The document invokes Chapter 7 of the U.N. Charter, a provision that makes the resolution mandatory. Chapter 7 allows sanctions and military force but in this case neither applies.
It calls on governments to penalize those helping terrorists obtain weapons, but does not provide any sanctions if the states do not comply. Instead U.S. officials said they relied mainly on "name and shame" pressures on errant nations.
China insisted the original draft drop a provision on the interdiction of suspected shipments of unconventional weapons. But U.S. officials said that an existing Proliferation Security Initiative, which so far involves 15 countries, provides legal power to board ships.
John Bolton, U.S. undersecretary of state for non-proliferation, pointed to a provision in the resolution calling on nations to take "cooperative action" to prevent the smuggling of weapons of mass destruction in accordance with domestic and international law.
"We are making a political statement and confirming what we already have regarding international and national authority," Bolton told Reuters by telephone from Washington.

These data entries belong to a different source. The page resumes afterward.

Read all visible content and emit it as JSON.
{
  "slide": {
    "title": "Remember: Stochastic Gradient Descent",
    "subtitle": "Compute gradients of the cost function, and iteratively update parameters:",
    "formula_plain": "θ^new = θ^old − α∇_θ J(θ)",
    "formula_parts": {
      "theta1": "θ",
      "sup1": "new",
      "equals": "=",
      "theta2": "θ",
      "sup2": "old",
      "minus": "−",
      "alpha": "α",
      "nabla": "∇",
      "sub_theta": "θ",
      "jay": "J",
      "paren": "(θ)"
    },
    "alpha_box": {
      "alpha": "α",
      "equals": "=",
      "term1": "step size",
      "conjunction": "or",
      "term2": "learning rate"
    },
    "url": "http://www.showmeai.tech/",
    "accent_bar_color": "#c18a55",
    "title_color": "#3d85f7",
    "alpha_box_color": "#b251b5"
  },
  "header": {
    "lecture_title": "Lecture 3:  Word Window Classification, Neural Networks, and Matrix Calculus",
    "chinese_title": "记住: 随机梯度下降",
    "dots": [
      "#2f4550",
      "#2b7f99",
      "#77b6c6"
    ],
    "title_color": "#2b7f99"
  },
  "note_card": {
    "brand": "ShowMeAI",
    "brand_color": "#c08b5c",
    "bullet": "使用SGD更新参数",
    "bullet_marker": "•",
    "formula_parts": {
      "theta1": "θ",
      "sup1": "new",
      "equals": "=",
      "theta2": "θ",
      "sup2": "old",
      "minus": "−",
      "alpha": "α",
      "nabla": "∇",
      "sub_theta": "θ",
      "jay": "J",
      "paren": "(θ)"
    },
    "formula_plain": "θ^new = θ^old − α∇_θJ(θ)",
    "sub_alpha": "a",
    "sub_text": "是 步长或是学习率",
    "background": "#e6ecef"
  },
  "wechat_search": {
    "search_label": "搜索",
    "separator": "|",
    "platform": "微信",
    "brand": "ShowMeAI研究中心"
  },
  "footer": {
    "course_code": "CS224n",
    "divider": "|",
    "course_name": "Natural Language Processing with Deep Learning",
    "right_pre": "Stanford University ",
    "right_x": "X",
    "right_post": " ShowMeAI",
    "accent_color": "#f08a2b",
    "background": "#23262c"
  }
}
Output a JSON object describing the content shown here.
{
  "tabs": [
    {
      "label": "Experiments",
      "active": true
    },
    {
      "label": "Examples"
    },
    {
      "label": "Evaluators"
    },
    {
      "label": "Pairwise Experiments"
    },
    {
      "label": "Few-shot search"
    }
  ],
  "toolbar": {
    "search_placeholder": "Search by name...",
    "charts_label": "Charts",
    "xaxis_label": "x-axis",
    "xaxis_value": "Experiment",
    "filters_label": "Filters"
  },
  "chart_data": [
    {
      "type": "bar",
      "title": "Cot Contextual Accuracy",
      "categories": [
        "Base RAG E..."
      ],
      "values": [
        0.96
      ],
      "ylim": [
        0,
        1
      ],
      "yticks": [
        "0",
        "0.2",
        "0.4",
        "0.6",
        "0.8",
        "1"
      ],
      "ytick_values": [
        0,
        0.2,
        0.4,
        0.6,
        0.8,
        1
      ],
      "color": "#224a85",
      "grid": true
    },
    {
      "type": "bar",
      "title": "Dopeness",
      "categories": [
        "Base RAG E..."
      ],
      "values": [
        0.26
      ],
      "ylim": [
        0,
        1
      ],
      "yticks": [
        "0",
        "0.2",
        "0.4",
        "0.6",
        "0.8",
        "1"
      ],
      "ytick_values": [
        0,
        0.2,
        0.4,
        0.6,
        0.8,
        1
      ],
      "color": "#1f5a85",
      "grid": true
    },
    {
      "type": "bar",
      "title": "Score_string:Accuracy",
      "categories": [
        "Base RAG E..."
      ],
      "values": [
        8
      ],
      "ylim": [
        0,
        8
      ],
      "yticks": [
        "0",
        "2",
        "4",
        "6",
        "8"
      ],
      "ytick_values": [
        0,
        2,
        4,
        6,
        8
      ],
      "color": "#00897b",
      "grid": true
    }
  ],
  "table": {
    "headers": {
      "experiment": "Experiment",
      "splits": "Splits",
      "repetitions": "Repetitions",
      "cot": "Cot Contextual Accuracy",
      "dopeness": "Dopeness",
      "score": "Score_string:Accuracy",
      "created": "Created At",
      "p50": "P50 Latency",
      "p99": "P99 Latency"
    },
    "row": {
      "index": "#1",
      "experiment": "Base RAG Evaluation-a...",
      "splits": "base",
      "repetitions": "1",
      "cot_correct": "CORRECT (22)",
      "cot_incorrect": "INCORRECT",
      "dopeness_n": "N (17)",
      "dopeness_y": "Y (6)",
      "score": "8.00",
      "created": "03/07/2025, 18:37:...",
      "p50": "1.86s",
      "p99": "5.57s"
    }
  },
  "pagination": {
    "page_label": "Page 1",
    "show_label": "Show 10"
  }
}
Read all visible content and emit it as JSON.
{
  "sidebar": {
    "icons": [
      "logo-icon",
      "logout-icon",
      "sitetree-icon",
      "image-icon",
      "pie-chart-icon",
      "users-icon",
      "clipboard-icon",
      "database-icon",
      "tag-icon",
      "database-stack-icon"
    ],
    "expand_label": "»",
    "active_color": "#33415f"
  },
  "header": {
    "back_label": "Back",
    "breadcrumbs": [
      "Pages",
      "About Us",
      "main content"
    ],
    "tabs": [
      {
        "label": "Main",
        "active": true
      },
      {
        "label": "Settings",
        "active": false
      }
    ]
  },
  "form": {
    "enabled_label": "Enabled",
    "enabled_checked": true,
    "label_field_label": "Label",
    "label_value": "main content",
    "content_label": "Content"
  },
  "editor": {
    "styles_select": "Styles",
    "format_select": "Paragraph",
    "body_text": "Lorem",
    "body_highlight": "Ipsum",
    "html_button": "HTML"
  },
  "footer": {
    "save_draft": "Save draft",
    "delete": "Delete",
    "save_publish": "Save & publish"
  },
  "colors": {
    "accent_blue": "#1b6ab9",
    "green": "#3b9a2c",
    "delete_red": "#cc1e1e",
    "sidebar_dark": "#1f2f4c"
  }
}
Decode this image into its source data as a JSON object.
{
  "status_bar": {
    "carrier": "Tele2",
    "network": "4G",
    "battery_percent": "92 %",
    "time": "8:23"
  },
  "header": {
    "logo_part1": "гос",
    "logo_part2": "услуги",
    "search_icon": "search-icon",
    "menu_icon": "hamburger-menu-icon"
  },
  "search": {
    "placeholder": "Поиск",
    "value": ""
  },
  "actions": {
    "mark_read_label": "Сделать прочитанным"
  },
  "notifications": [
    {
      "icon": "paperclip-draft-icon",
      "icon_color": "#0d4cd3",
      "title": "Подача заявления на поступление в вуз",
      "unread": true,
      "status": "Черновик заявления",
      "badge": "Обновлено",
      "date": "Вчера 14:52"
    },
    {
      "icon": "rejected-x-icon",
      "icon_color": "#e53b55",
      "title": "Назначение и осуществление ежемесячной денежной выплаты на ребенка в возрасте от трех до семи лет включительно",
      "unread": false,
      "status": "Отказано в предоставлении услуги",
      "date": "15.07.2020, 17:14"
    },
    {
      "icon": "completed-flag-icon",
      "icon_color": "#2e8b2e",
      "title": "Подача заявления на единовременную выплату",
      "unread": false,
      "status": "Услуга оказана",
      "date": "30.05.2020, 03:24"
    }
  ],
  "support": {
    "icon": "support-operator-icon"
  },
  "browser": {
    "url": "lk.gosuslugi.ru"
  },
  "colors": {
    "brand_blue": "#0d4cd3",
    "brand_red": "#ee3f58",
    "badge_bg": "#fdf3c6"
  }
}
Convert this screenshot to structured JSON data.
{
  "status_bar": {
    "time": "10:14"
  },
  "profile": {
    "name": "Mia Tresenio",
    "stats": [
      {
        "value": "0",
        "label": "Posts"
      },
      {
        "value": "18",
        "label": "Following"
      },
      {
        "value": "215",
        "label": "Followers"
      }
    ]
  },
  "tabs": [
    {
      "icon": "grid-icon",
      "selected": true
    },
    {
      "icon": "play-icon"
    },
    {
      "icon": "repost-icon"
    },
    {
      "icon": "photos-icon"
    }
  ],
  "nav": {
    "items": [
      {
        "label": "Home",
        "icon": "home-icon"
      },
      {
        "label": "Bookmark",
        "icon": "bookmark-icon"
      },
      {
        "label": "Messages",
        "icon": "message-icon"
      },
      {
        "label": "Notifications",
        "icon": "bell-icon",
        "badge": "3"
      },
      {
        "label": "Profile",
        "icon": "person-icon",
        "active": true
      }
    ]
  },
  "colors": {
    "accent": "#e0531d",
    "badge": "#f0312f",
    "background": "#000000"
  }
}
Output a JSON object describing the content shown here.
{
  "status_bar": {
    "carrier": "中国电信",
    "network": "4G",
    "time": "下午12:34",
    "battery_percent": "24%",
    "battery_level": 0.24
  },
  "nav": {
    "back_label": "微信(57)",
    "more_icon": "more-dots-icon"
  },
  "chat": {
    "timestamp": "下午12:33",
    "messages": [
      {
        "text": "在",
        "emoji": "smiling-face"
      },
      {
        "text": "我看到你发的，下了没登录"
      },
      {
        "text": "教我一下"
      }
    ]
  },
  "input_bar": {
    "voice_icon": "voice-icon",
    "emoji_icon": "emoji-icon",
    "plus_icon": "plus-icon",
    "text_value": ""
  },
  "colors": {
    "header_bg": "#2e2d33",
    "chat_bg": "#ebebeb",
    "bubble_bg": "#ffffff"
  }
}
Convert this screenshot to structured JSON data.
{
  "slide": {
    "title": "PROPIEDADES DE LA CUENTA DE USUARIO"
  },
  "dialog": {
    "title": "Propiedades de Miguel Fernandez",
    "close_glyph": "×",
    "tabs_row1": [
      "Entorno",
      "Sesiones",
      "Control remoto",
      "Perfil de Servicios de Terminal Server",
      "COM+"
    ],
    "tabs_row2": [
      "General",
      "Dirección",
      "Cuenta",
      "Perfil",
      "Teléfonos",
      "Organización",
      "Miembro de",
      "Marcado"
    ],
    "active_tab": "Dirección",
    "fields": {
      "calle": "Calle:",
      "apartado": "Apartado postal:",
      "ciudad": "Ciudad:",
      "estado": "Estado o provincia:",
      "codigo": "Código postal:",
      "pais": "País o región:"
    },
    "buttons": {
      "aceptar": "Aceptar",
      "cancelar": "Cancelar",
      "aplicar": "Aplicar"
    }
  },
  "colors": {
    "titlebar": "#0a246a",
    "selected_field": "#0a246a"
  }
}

John Negroponte, the U.S. ambassador to the United Nations, said the focus of the resolution was how to "fill gaps."
No date was set for a vote. But Algeria's U.N. ambassador, Abdallah Baali, said council nations wanted all 191 U.N. member states to be briefed on the measure. As a result, adoption of the resolution "will take longer."
The new draft defines a "non-state actor" as an individual or entity not acting under the lawful authority of any state in conducting the banned activities.
Under that definition, a target would be A.Q. Khan, the Pakistani scientist who smuggled nuclear secrets to North Korea, Iran and Libya, and is now under house arrest.
Pakistan, a council member, said it had to seek instructions first, diplomats reported.